Seguir caminando

 Seguir caminando Opus Dei

Procurad adquirir las virtudes que creéis que faltan en vuestros hermanos, y ya no veréis sus defectos, porque no los tendréis vosotros. (San Agustín. Enarrationes in Psalmos, 30,2,7).

Es casi propio de la naturaleza humana hacer una valoración crítica de lo que nos rodea. Esto nos puede llevar a buscar las causas de algunos de nuestros males en el exterior sin pensar, o por lo menos sin profundizar lo suficiente, en la posibilidad de que algunas de esas causas provengan por nuestro comportamiento.

Yo no deseo convertirme en un defensor –tampoco hace falta- del Opus Dei, pero sí que después de leer y escuchar a los demás, también me apetece contar mis experiencias. Tengo la suerte de haberlas vivido en primera persona, por lo tanto nadie me va a engañar y no hay nada que se quede en el camino. Alguno dirá que sigo bajo las redes opusinas y que manipulan mi cabeza para escribir esto o pensar como pienso. Otro argumento que pueden decir, es que soy un sentimental que añora su pasado y que no soy capaz de salir de él. La mejor respuesta a esto sería que pasáramos un día juntos, es posible que un día pueda valer, para que pudieran percibir que no es así. ¡Vaya que no es así!

Tengo una máxima, ya le expuse en alguna ocasión: mi alma es entre Dios y yo. A mí, por lo menos a mí, la Obra me sirvió para conocer al Señor, si esto es así ¿puede ser mala? Si una persona tiene trato con Dios –trato sincero-, mediante los Sacramentos y la oración, no la veo capaz de faltar a la caridad, sin entrar a valorar si también puede estar faltando a la justicia. En todo caso, no hacer lo que critico o no hacer lo que no me gustaría que me hicieran.

Con quince años pedí la admisión en el Opus Dei, porque quise, de esto me acuerdo perfectamente. Casi doce años después me fui, también cuando quise. Nunca me sentí coaccionado. Recuerdo cómo el director del centro me intentaba ayudar. Hay que reconocer que en época de rebelión a uno la voluntad le falla –somos poco objetivos con nuestra alma, posiblemente esto sería más certero decir- y no era capaz de ver más allá de mi propia conveniencia. Es como los padres hacen con sus hijos pequeños, como estos no tienen voluntad para hacer las cosas (comer, por ejemplo), los padres la ponen por ellos.
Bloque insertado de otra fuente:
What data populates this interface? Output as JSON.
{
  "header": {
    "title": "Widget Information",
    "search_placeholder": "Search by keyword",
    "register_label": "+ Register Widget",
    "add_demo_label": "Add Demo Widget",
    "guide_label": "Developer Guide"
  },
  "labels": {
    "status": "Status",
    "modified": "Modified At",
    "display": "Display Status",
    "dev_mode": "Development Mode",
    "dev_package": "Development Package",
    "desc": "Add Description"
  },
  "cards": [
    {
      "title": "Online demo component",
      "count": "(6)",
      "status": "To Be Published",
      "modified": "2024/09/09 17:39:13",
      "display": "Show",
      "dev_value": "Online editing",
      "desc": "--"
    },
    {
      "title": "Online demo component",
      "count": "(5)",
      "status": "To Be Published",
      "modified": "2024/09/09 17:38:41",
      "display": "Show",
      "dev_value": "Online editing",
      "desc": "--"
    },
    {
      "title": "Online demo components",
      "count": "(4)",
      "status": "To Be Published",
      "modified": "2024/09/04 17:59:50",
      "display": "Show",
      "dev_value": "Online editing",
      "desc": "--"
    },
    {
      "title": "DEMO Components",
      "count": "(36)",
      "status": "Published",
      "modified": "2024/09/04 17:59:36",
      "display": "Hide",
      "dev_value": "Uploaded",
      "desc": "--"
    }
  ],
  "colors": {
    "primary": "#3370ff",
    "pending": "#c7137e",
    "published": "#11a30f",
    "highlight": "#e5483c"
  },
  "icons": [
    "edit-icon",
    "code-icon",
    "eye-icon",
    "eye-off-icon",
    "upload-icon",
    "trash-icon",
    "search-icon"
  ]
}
El pasado. Dicen que cualquier tiempo pasado fue mejor, no estoy de acuerdo del todo o por lo menos no siempre, considero que cualquier tiempo pasado fue distinto. En mi caso, en unas ocasiones para dar gracias y en otras para desagraviar, también me río. Lo peor no es haber dejado la Obra, lo peor es todo ese tiempo que estuve sin querer a Dios. Agua pasada no mueve molino, esto si que es verdad. No me preocupo del pasado –ya no puedo hacer nada-, tampoco del futuro –no se qué pasará-, pero sí que me interesa el presente, el día a día. Desde luego, no podemos consentir que por pensar en el pasado nos quedemos parados en/con nuestras vidas.

Tengo un amigo que es jugador de fútbol sala de alta competición, concretamente portero. Últimamente no juega mucho, me llamó una noche de la semana pasada para desahogarse ya que lo está pasando mal (se pasa mal, de verdad, cuando uno piensa que no valoran su trabajo y su esfuerzo). Después de escuchar, le dije dos cosas. La primera, que tenía que ser un profesional y acatar las decisiones de su entrenador y que no pudieran tener reproche de él con respecto a su manera de entrenar y su compañerismo. La segunda cosa que le dije fue que hablara con el entrenador y le expusiera todo lo que pensaba, que no dejara en su cabeza nada que luego le pudiera dar quebraderos de la misma, así evitaría juicios sobre algo en lo que es posible que él viera unas cosas que no había. Después de hablar con él, me escuché a mi mismo y pensé: esto me suena ¿por qué no lo haré yo con mi vida?